One of the greatest literary debates is whether or not the author is dead. The argument centers around the idea that a writer’s intentions for their work is meaningless (or dead) in comparison to a reader’s interpretation of it. Since Roland Barthes’ 1967 essay, “The Death of the Author,” — in which Barthes argued, “To give a text an Author is to impose a limit on that text” — the question of how attached a creator should be to their work has been raised. Should an author’s intentions and biases matter when deconstructing a work?
The answer is yes, but no.
The wonderful thing about art is that the impact lies in how the audience connects to it. Every individual experiences art through their own lens, and books are no exception. However, this can lead us to take what an author wrote to mean what we want to hear. Many works have very specific messages or meanings — ones that are lost when a work is taken out of context.
A prevalent example of this is “Lolita” by Vladimer Nabokov: a crime thriller about the dangers of pedophiles that has been widely accepted as a romance novel. Many people view the age gap between the two main characters as a romantic taboo and not as a heinous crime. Nobrakov’s flowery writing is often used for aesthetics, while the violent meaning behind it is voided. Vanity Fair even called it “the only convincing love story of our century.”
Twisting a text in that way can be dangerous, but it is an extreme. There are other books that offer space for outside interpretation, but can still be misconstrued. Chuck Palahniuk has been welcoming certain takes on “Fight Club,” such as interpreting the characters as queer, but has adamantly blasted others that paint the characters as role models. For some others, we can only infer what an author may have been trying to say. There’s no concrete evidence of what William Shakespeare wrote “Hamlet” about, so it’s up to the audience to guess. Then there’s books like George Orwell’s “1984,” and no one can seem to agree on that novel’s message.
So maybe it’s not a question of if the author’s intent matters. It’s a question of how much.
Dr. Jenée Wilde, a senior instructor of English who focuses on science fiction, works with this question quite a bit — specifically as it relates to queer studies. Reading through a queer lens requires an understanding of how a reader’s interpretation may depart from an author’s original intention, specifically when it comes to literature that wasn’t initially written to be queer.
“It’s particularly relevant in older literature where there wasn’t a lot of representation of queer people and queer life, and ideas of that were very much coded,” Wilde said. “So you would have to bring a different lens to read it against the grain of the normative understanding.”
Of course, that doesn’t mean that normative understanding is wrong, or that the queer reading is overlooking context. It simply means looking through different lenses can help to pick up on different clues. Wilde continued, “I think both readings are valid, and all that’s really required is that you provide enough reasoning and evidence textually to back up the reading.”

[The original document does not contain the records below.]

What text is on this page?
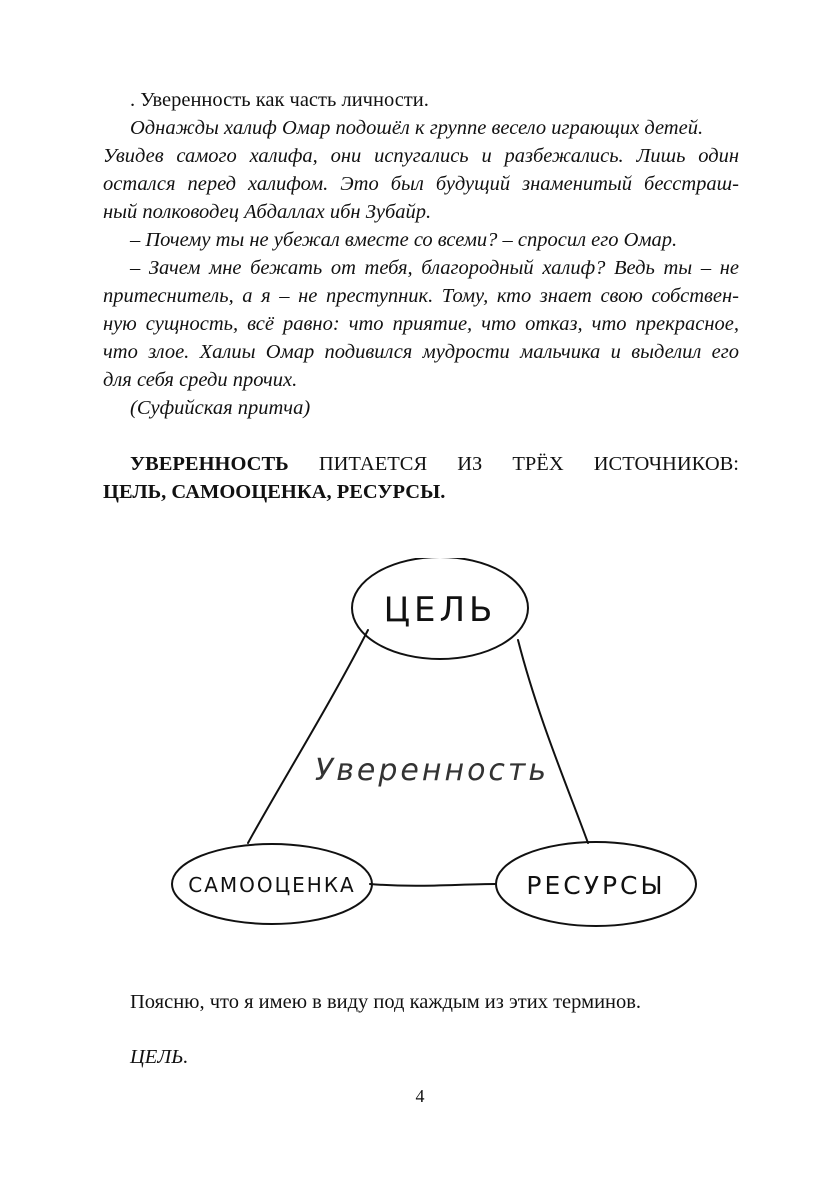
. Уверенность как часть личности.
Однажды халиф Омар подошёл к группе весело играющих детей.
Увидев самого халифа, они испугались и разбежались. Лишь один
остался перед халифом. Это был будущий знаменитый бесстраш-
ный полководец Абдаллах ибн Зубайр.
– Почему ты не убежал вместе со всеми? – спросил его Омар.
– Зачем мне бежать от тебя, благородный халиф? Ведь ты – не
притеснитель, а я – не преступник. Тому, кто знает свою собствен-
ную сущность, всё равно: что приятие, что отказ, что прекрасное,
что злое. Халиы Омар подивился мудрости мальчика и выделил его
для себя среди прочих.
(Суфийская притча)
УВЕРЕННОСТЬ ПИТАЕТСЯ ИЗ ТРЁХ ИСТОЧНИКОВ:
ЦЕЛЬ, САМООЦЕНКА, РЕСУРСЫ.
ЦЕЛЬ
Уверенность
САМООЦЕНКА	РЕСУРСЫ
Поясню, что я имею в виду под каждым из этих терминов.
ЦЕЛЬ.
4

Then there’s the issue of a certain creator or work being problematic — for example, if it comes out that an author has made racist remarks or a reader realizes that a favorite piece of literature contains less than favorable depictions of women, an author can become problematic and criticized in the public eye. With situations like this, the lines between author’s intent and reader interpretation can become even more blurred. We may want to hold on to a certain piece of art, but we don’t want to be affiliated with the artist. The issue here is that someone’s artistic work is an extension of themselves; their biases and experiences are ingrained into their creation. So, even when we might have our own personal interpretations of these works, our meanings are still derived from this person’s views — problematic or not.

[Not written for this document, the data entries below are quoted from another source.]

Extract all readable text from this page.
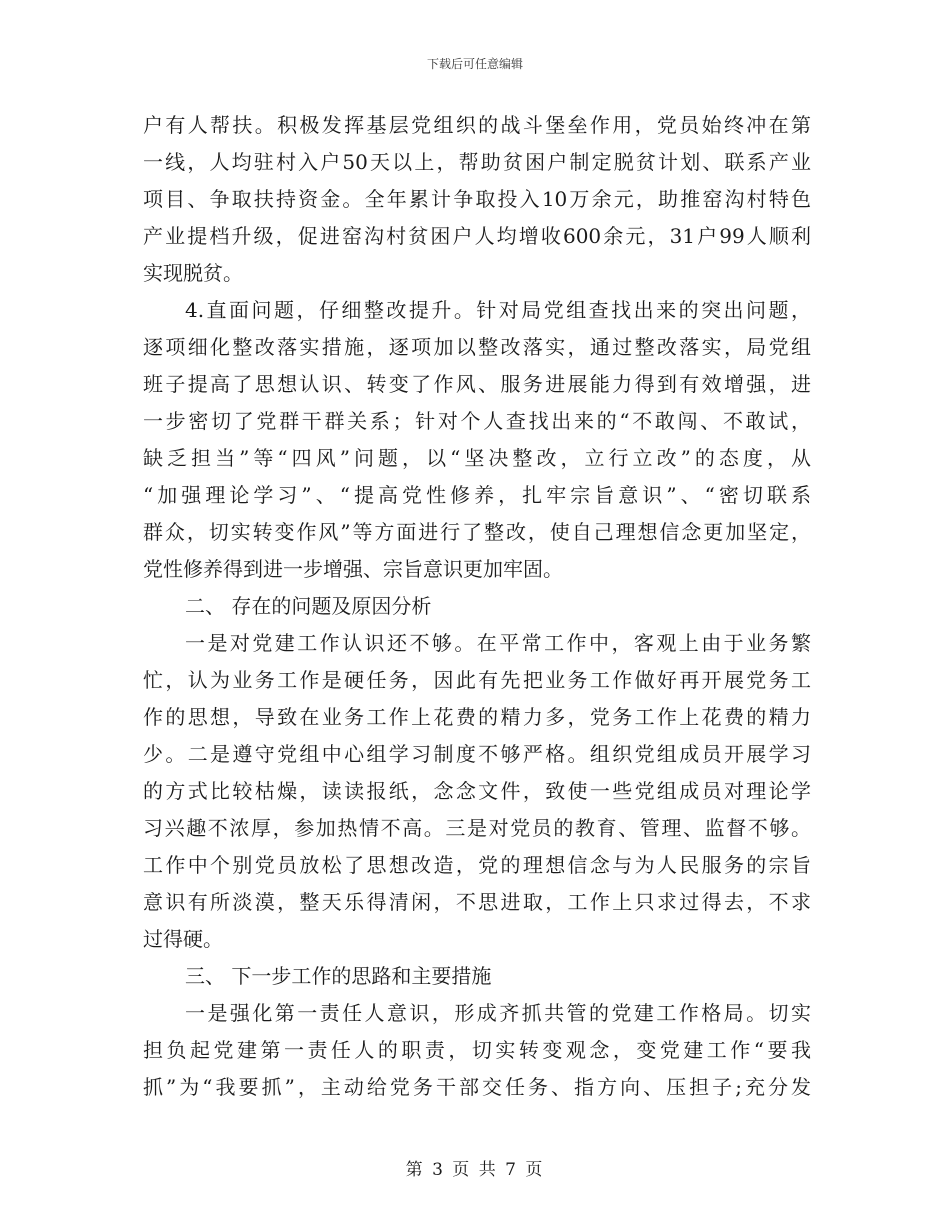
下载后可任意编辑
户有人帮扶。积极发挥基层党组织的战斗堡垒作用，党员始终冲在第
一线，人均驻村入户50天以上，帮助贫困户制定脱贫计划、联系产业
项目、争取扶持资金。全年累计争取投入10万余元，助推窑沟村特色
产业提档升级，促进窑沟村贫困户人均增收600余元，31户99人顺利
实现脱贫。
4.直面问题，仔细整改提升。针对局党组查找出来的突出问题，
逐项细化整改落实措施，逐项加以整改落实，通过整改落实，局党组
班子提高了思想认识、转变了作风、服务进展能力得到有效增强，进
一步密切了党群干群关系；针对个人查找出来的“不敢闯、不敢试，
缺乏担当”等“四风”问题，以“坚决整改，立行立改”的态度，从
“加强理论学习”、“提高党性修养，扎牢宗旨意识”、“密切联系
群众，切实转变作风”等方面进行了整改，使自己理想信念更加坚定，
党性修养得到进一步增强、宗旨意识更加牢固。
二、 存在的问题及原因分析
一是对党建工作认识还不够。在平常工作中，客观上由于业务繁
忙，认为业务工作是硬任务，因此有先把业务工作做好再开展党务工
作的思想，导致在业务工作上花费的精力多，党务工作上花费的精力
少。二是遵守党组中心组学习制度不够严格。组织党组成员开展学习
的方式比较枯燥，读读报纸，念念文件，致使一些党组成员对理论学
习兴趣不浓厚，参加热情不高。三是对党员的教育、管理、监督不够。
工作中个别党员放松了思想改造，党的理想信念与为人民服务的宗旨
意识有所淡漠，整天乐得清闲，不思进取，工作上只求过得去，不求
过得硬。
三、 下一步工作的思路和主要措施
一是强化第一责任人意识，形成齐抓共管的党建工作格局。切实
担负起党建第一责任人的职责，切实转变观念，变党建工作“要我
抓”为“我要抓”，主动给党务干部交任务、指方向、压担子;充分发
第 3 页 共 7 页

However, it is possible to have a personal relationship with a work and what it’s saying while being critical of it — just as it is possible to read something differently than it was intended without losing the intended and original meaning of the piece of writing.
“It actually shows more maturity of an individual and their critical thinking skills when they’re able to keep sympathetic and critical readings of a text intention with each other and not be too much the fangirl on one side or the hypercritical activist on the other side,” Wilde said. They explained either direction inevitably loses something; the fangirl loses critical thinking, and the hypercritical activist loses the art. The key to avoiding this is to approach works with nuance.
So the author is undead. Their intentions shouldn’t be removed from their work, but their literature shouldn’t be limited to only their experiences. There’s room to read books differently than intended without twisting the messages just as there’s space to be critical and understanding. It’s all about how a reader’s lens melds with an author’s.
“That’s the communication; it’s not a one way process,” Wilde said. “We bring ourselves to the art as much as it brings it’s meaning to us.”